With how loose my grip on reality is, I can’t add any more to my plate. Call me a coward, but since there’s only so much I can handle at once, I stuck my head in the sand in regards to all aspects of my relationship. Just the hurt look Lola gives me every time she enters Noah’s room has me on the verge of breaking. I can’t add more.
Me losing my marbles won’t help anyone. It won’t help Lola; it won’t help Noah, and it most definitely won’t help Emily. She hasn’t nosedived into depression like Noah did when his brothers died, but I can’t guarantee that wouldn’t have been the case if I wasn’t at her side the past eight weeks. She’s not strong like Lola. She’s only half as brave as my girl is—was.
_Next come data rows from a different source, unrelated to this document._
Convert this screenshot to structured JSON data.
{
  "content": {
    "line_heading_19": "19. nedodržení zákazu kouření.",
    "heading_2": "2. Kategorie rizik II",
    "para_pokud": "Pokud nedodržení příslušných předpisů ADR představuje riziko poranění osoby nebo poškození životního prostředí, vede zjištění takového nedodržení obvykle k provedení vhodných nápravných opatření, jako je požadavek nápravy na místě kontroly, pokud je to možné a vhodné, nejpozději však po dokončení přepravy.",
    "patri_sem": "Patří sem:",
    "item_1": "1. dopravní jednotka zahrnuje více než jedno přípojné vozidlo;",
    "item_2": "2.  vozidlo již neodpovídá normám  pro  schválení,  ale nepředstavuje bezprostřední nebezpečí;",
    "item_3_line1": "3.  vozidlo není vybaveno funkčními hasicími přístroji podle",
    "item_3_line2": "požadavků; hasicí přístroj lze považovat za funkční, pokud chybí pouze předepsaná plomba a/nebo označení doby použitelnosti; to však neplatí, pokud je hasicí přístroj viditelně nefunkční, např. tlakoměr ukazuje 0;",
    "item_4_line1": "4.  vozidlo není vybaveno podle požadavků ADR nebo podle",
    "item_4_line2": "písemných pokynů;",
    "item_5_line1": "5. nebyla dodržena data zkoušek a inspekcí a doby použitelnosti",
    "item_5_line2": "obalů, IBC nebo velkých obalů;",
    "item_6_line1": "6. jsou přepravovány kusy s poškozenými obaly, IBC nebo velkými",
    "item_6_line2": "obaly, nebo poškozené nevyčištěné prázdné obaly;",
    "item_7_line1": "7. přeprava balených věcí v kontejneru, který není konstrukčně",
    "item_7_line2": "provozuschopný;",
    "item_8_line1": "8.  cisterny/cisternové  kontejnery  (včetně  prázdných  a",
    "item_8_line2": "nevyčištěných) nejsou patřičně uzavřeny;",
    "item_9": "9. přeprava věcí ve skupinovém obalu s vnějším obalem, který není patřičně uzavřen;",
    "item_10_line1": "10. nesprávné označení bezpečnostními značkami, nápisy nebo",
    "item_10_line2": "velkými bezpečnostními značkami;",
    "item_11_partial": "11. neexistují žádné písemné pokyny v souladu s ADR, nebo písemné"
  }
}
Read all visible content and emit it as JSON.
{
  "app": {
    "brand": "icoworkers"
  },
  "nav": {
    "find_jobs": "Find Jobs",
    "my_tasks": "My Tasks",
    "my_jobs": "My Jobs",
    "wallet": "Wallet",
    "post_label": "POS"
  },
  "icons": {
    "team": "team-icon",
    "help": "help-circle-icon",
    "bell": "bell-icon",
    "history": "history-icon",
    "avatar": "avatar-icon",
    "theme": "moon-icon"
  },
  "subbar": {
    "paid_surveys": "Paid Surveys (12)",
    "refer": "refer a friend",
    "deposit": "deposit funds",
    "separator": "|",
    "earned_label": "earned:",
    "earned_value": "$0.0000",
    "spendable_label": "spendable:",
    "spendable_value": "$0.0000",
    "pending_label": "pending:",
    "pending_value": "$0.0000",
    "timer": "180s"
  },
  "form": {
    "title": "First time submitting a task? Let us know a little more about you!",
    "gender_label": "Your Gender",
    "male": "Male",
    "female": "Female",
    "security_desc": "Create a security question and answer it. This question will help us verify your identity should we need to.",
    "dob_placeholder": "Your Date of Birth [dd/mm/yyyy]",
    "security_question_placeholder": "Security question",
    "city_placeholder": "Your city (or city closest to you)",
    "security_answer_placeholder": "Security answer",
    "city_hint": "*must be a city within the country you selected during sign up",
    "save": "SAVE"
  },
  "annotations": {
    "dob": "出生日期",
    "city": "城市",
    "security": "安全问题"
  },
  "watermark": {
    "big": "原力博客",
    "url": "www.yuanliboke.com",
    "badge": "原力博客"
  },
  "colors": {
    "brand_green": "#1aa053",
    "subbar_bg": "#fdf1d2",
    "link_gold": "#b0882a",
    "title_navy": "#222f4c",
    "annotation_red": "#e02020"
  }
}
I run a shaky hand over my head, pretending the world hasn't fallen out from beneath my feet. I'd give anything for a redo of the past two months. I wouldn't do anything the same—not a single fucking thing. I'd stop Noah from getting in that fucking cab; then I'd handle my disagreement with Lola in a more respectable manner—and I wouldn’t let jealousy stop me from talking to her for weeks on end.
Even without knowing what happened between her and Flynn, I miss her more than words will ever explain—enough to have me reaching for my phone for the tenth time this morning. It takes a few seconds to fire up since I turn it off while in Noah’s room, but when it does, it explodes with Google alert after Google alert I set for Noah. They all follow a similar tune:
Noah Taylor, lead singer of Rise Up, in tragic accident.
When I click on a link, it takes me to a live broadcast of a popular morning news program. My breath hitches when the reporter’s location registers as familiar. She’s standing at the front of a hospital—a hospital that looks remarkably similar to the one Noah is a patient at.
Ignoring the barista’s attempt to hand me my order, I move to the main window of the café. It faces the main street. I can barely see the reporters standing shoulder to shoulder on the entrance stairs of Ravenshoe Private Hospital because over a dozen news vans are blocking my view. Security personnel have them contained for now, but I don’t see that lasting long. The paps are a hungry bunch.
As I bolt back to Noah’s room, the breakfast I was fetching for Emily and me is long forgotten. Emily’s hungry gaze notices my empty hands within a nanosecond of me entering Noah’s suite, but my quick snatch of the remote from Noah’s bed shifts her focus. “It’s all over the media.”
“What is?”
When I switch on the TV hanging above Noah’s bed, we catch the last half of the live broadcast.